The number of robberies reported to the University Police Department nearly doubled over the last calendar year, as reports of stolen electronic devices increased across the District.
But at the same time, reported burglaries – which involve breaking and entering – dropped by more than half, UPD Chief Kevin Hay said. The University has cracked down on residence hall access in the last year, stationing night guards at many entrances.
The spike in robberies also coincided with an increase in pickpocketing incidents this fall, mainly around The Avenue, prompting University and Metropolitan police to up surveillance of outdoor seating at Whole Foods Market, Roti Mediterranean Grill and Sweetgreen.
Robbery, unlike theft, involves stealing or attempting to steal by force or threat of force. About 40 percent of robberies across D.C. involve smart phones, according to MPD. The city launched a program late last year to “brick” stolen smart phones, or remotely disable them to prevent thieves from reactivating and using the devices.
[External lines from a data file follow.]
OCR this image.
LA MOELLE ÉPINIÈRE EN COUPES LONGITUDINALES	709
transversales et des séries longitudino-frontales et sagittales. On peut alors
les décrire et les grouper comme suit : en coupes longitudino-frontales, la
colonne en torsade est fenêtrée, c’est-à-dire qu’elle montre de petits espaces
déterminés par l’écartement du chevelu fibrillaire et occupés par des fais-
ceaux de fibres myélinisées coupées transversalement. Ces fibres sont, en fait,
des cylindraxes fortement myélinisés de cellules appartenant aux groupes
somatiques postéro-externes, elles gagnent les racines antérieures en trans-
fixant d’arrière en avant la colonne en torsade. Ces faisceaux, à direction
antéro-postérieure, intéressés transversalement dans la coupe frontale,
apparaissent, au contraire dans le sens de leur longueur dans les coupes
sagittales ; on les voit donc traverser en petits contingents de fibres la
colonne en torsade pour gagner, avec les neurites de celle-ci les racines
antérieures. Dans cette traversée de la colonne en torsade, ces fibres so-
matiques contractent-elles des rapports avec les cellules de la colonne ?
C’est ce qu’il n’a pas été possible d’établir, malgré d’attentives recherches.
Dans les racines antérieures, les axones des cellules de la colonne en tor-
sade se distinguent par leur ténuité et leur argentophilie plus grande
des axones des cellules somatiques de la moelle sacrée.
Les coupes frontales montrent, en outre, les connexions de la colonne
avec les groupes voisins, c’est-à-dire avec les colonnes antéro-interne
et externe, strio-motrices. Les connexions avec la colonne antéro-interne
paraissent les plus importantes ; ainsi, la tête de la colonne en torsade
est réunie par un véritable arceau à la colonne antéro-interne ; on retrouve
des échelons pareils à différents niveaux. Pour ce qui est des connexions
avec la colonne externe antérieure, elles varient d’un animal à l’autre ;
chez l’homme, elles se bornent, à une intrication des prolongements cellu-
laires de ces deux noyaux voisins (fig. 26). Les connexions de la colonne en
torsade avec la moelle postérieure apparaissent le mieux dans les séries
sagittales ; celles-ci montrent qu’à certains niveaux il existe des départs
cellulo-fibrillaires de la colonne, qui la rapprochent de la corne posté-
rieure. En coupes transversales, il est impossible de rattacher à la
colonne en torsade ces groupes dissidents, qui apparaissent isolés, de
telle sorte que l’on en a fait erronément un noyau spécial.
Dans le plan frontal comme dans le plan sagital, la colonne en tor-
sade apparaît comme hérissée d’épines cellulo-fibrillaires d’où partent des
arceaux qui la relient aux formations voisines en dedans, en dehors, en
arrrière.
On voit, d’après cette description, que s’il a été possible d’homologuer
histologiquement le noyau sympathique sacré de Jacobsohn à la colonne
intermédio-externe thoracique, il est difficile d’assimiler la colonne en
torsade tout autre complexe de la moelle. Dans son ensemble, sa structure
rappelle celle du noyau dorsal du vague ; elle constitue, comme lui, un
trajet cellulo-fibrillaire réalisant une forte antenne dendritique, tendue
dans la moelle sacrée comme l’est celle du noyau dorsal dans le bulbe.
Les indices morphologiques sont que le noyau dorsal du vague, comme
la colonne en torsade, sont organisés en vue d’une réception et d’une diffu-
The number of thefts remained steady, with more than 500 incidents reported in both 2011 and 2012.
Campus burglaries have dropped for the past four academic years, according to Department of Education statistics released last October. A total of 40 burglaries were reported for 2011 – significantly fewer than the 75 incidents in 2010, the data showed. The Foggy Bottom Campus saw 125 reported burglaries in 2008.
Hay added that the continued decline in reported burglaries reflects a federal policy implemented in 2010 that narrowed the definition of burglary, which involves a theft with proof of forced or illegal entry.
Drug law violations rose by about 15 percent to 124 cases, up from 108 cases. Liquor law violations increased only slightly, to 535 incidents in 2012.
Hay declined to comment on the increase in drug law violations, but credited the increase in alcohol violations to “the increased presence of police and education and awareness programs.” He also declined to comment on whether his police force could stem the increase in alcohol and drug violations on a college campus.
Liquor law violations rose by 22 percent in 2011 compared to the previous year, following the launch of the University’s Be Wiser campaign, which promotes responsible drinking practices.
University officials previously credited increases in alcohol violations and alcohol-related EMeRG transports to changes in disciplinary policy. Under GW’s amnesty policy, students transported to the hospital due to alcohol intoxication will not be marked on their disciplinary records after their first violation. Students who call in for help when a friend is intoxicated are also not charged with violations.